The Episcopal Church has a number of ministries, thanks to a steady stream of 2,000 volunteers. Several programs have distributed goods and food to well over 150,000 people. The “Jericho Road” initiative builds homes in the Central City neighborhood for families that can’t afford to move home to New Orleans from wherever they evacuated, and a case management program was greatly expanded shortly before my departure. The diocese has also gutted approximately 600 houses.
Another group, Common Ground Collective, was founded immediately after the storm. It began under some controversy – one co-founder is a former Black Panther, and the volunteers tend to be young, free-spirited hippie types. But while the group’s founders might be controversial, its work is anything but. Common Ground sponsored street medics (EMTS on bikes) in the storm’s immediate aftermath, and now operates free clinics, a service desperately needed in a city where 125,000 people have no health insurance. Common Ground has gutted hundreds of homes in the Ninth Ward, offers free Internet access to poor residents, gives away food and clothing, and runs a tool library, where residents working on rebuilding their home can check out any tool imaginable, just like a library book.
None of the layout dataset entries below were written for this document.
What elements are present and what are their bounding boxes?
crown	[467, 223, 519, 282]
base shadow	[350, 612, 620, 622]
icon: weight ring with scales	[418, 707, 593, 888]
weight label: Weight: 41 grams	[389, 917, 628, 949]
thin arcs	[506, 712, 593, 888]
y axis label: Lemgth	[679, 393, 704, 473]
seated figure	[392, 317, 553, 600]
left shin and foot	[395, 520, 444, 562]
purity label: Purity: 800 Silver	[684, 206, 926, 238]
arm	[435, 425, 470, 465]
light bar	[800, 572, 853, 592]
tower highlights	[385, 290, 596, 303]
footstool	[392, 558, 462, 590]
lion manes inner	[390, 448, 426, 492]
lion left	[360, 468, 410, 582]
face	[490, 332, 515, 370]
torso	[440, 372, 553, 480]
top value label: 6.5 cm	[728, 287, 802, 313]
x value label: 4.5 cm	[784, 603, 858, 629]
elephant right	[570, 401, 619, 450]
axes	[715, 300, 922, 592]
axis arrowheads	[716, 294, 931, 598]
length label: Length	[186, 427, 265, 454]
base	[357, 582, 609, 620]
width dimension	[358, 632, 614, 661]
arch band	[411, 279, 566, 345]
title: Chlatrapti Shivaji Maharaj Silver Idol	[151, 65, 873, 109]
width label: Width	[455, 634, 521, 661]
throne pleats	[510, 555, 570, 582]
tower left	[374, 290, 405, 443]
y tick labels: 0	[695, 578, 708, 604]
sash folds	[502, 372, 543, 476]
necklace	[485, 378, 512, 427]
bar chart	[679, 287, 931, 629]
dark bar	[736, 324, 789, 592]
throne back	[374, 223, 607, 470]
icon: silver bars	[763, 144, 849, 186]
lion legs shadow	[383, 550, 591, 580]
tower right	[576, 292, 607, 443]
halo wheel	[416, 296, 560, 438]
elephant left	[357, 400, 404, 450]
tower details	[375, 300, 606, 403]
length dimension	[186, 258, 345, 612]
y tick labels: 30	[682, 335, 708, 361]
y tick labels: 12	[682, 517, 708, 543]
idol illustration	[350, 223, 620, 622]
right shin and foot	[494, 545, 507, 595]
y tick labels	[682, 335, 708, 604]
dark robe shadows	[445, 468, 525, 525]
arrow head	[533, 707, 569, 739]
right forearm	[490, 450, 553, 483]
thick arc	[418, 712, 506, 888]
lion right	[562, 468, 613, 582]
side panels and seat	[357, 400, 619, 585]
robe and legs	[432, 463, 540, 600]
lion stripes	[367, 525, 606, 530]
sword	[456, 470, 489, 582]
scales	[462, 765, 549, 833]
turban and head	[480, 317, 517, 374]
Unfortunately, the government cannot claim such success. Visitors are always shocked at the lack of progress, and ask why more hasn’t been done. One reason, perhaps, is that the city took more thatn a year to establish a central recovery office.
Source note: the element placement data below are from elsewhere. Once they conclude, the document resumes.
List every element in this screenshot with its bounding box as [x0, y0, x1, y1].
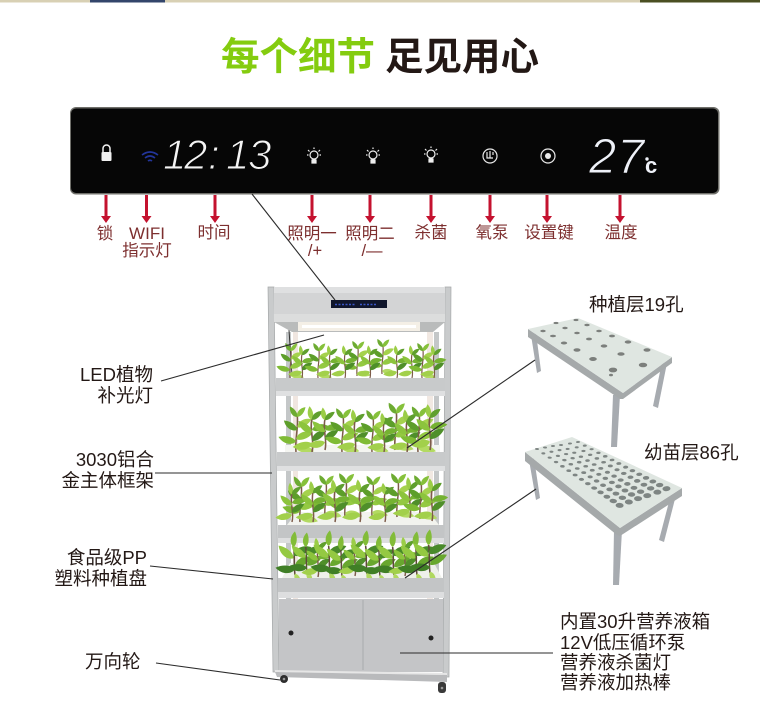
icon: sterilising light [424, 146, 438, 162]
control labels: 照明一 [287, 225, 337, 243]
clock reading: 12:13 [163, 131, 271, 178]
leader lines [150, 194, 553, 680]
control labels: 杀菌 [414, 223, 448, 242]
label: cabinet contents: 内置30升营养液箱 [560, 611, 710, 632]
label: food-grade tray: 食品级PP [67, 547, 147, 568]
caster left [280, 675, 288, 683]
planting holes [540, 319, 650, 376]
table top [525, 437, 682, 528]
temperature reading: c [645, 153, 657, 178]
panel: control display [70, 107, 720, 194]
control labels [97, 223, 638, 260]
icon: settings key [541, 149, 555, 163]
tier 4 plants [275, 529, 449, 587]
caster right [438, 682, 446, 693]
control labels: 温度 [604, 223, 638, 242]
label: aluminium frame: 金主体框架 [61, 470, 154, 491]
table skirt [528, 329, 672, 399]
icon: light one [307, 148, 321, 163]
table top [528, 318, 672, 393]
title: 每个细节 [221, 36, 375, 79]
control labels: 指示灯 [122, 241, 172, 260]
table legs [531, 333, 667, 447]
tier 2 tray [277, 452, 445, 471]
control labels: /+ [308, 242, 322, 260]
icon: lock [102, 145, 112, 161]
rack: growing frame [268, 287, 451, 693]
front right post [443, 287, 451, 677]
seedling holes [532, 436, 671, 508]
control labels: 设置键 [524, 223, 574, 242]
label: casters: 万向轮 [85, 651, 141, 672]
label: food-grade tray [54, 547, 147, 589]
label: planting tier: 种植层19孔 [589, 294, 684, 315]
label: food-grade tray: 塑料种植盘 [54, 568, 147, 589]
control labels: /— [361, 242, 383, 260]
callout arrows [101, 195, 625, 223]
header box [274, 287, 445, 322]
label: cabinet contents: 营养液杀菌灯 [560, 652, 671, 673]
top cropped photo band [0, 0, 760, 2]
label: cabinet contents: 营养液加热棒 [560, 672, 671, 693]
mini control display [331, 300, 387, 308]
label: aluminium frame: 3030铝合 [76, 449, 154, 470]
icon: light two [366, 148, 380, 163]
tier 2 plants [277, 401, 448, 454]
cabinet with sliding doors [275, 599, 447, 682]
LED grow light [274, 322, 445, 332]
control labels: 照明二 [345, 225, 395, 243]
control labels: 氧泵 [476, 223, 508, 242]
rear posts and pipes [286, 330, 439, 602]
label: cabinet contents: 12V低压循环泵 [560, 632, 685, 653]
tier 1 tray [276, 378, 445, 396]
control labels: WIFI [129, 224, 165, 243]
icon: wifi indicator [142, 152, 158, 161]
label: cabinet contents [560, 611, 710, 693]
front left post [268, 287, 279, 672]
label: seedling tier: 幼苗层86孔 [644, 442, 739, 463]
table skirt [525, 452, 682, 536]
label: LED plant light: 补光灯 [97, 385, 153, 406]
seedling tier table, 86 holes [525, 436, 682, 585]
control labels: 时间 [198, 223, 230, 242]
tier 1 plants [276, 338, 447, 380]
label: aluminium frame [61, 449, 154, 491]
tier 3 tray [278, 525, 444, 543]
label: LED plant light: LED植物 [80, 364, 153, 385]
title: 足见用心 [385, 36, 539, 79]
temperature reading: 27 [588, 130, 646, 184]
icon: oxygen pump [483, 149, 497, 163]
control labels: 锁 [97, 224, 113, 243]
planting tier table, 19 holes [528, 318, 672, 447]
label: LED plant light [80, 364, 153, 406]
table legs [529, 458, 675, 585]
tier 4 tray [278, 578, 444, 598]
tier 3 plants [275, 472, 449, 525]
I met numerous people who have yet to receive their FEMA trailers, even though FEMA keeps thousands of them in Arkansas and Mississippi at “staging areas” for the next disaster. One man still without a trailer told me he lost all his ID in the storm, and immediately applied for and received a new license in Baton Rouge. Unfortunately, when he applied for his FEMA trailer, he was denied, because the issue date on his license “proved” that he moved to Louisiana after the storm. He later found old documents at a previous employer’s office, and at last update, FEMA was still reviewing his case.
Many people who do receive their trailers wait weeks before they’re actually given the key.
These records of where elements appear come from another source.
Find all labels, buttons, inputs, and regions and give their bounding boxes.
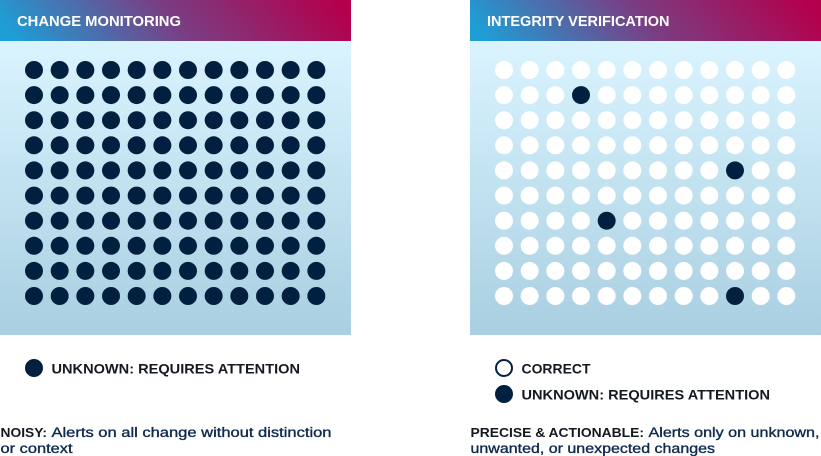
header bar [470,0,821,41]
text block: noisy: or context [0,441,73,456]
panel background [470,41,821,335]
icon: unknown dot [495,385,513,403]
dots: unknown items [572,86,744,305]
text block: noisy: NOISY: [0,425,47,440]
text block: precise and actionable: unwanted, or unexpected changes [470,441,715,456]
panel: change monitoring [0,0,351,335]
heading: integrity verification: INTEGRITY VERIFICATION [487,14,670,30]
text block: precise and actionable: Alerts only on unknown, [648,425,820,440]
text block: precise and actionable: PRECISE & ACTIONABLE: [470,425,644,440]
icon: unknown dot [25,359,43,377]
dot grid: all unknown [25,61,325,305]
legend: integrity verification [495,360,770,403]
header bar [0,0,351,41]
legend label: correct: CORRECT [522,360,591,376]
text block: noisy [0,425,332,456]
heading: change monitoring: CHANGE MONITORING [17,14,181,30]
legend label: unknown: UNKNOWN: REQUIRES ATTENTION [522,386,770,402]
icon: correct ring [496,360,512,376]
legend label: unknown: UNKNOWN: REQUIRES ATTENTION [52,360,300,376]
dot grid: correct items [495,61,795,305]
text block: precise and actionable [470,425,820,456]
panel background [0,41,351,335]
panel: integrity verification [470,0,821,335]
text block: noisy: Alerts on all change without distinction [52,425,332,440]
legend: change monitoring [25,359,300,377]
The biggest government nightmare is the federally financed, state administered “Road Home” program. Any Louisiana resident whose home was completely destroyed is eligible for $150,000 in aid. However, any money the homeowner received from insurance or FEMA is deducted from their grant. If they didn’t have insurance, they’re further penalized. In the end, most applicants receive between $30,000 and $40,000; enough to pay the mortgage but not to rebuild. The real problem: 90,000 homeowners have applied for their grants, but only 97 have actually received a check – 0.001 percent of the applicants.
It’s hard to tell where the city is headed next. New Orleans will recover, although it will likely take 10- to 15 years – but what will the new city look like? The city is founded on its many neighborhoods – it has the feel of 73 small towns, not one big city. Will this feeling of community be lost?
Some neighborhoods will have to close – if half the population remains gone, the tax base for maintaining so much infrastructure just won’t exist. It would make sense to close the hardest hit and most imperiled neighborhoods, but these are often the most traditional.
In New Orleans, it’s no surprise to see a family living with grandparents next door and in-laws across the street. In the Lower Ninth Ward, not only are the residents so close-knit, many families have owned their homes since they were built in the 1930s.
These neighborhoods won’t close without a fight.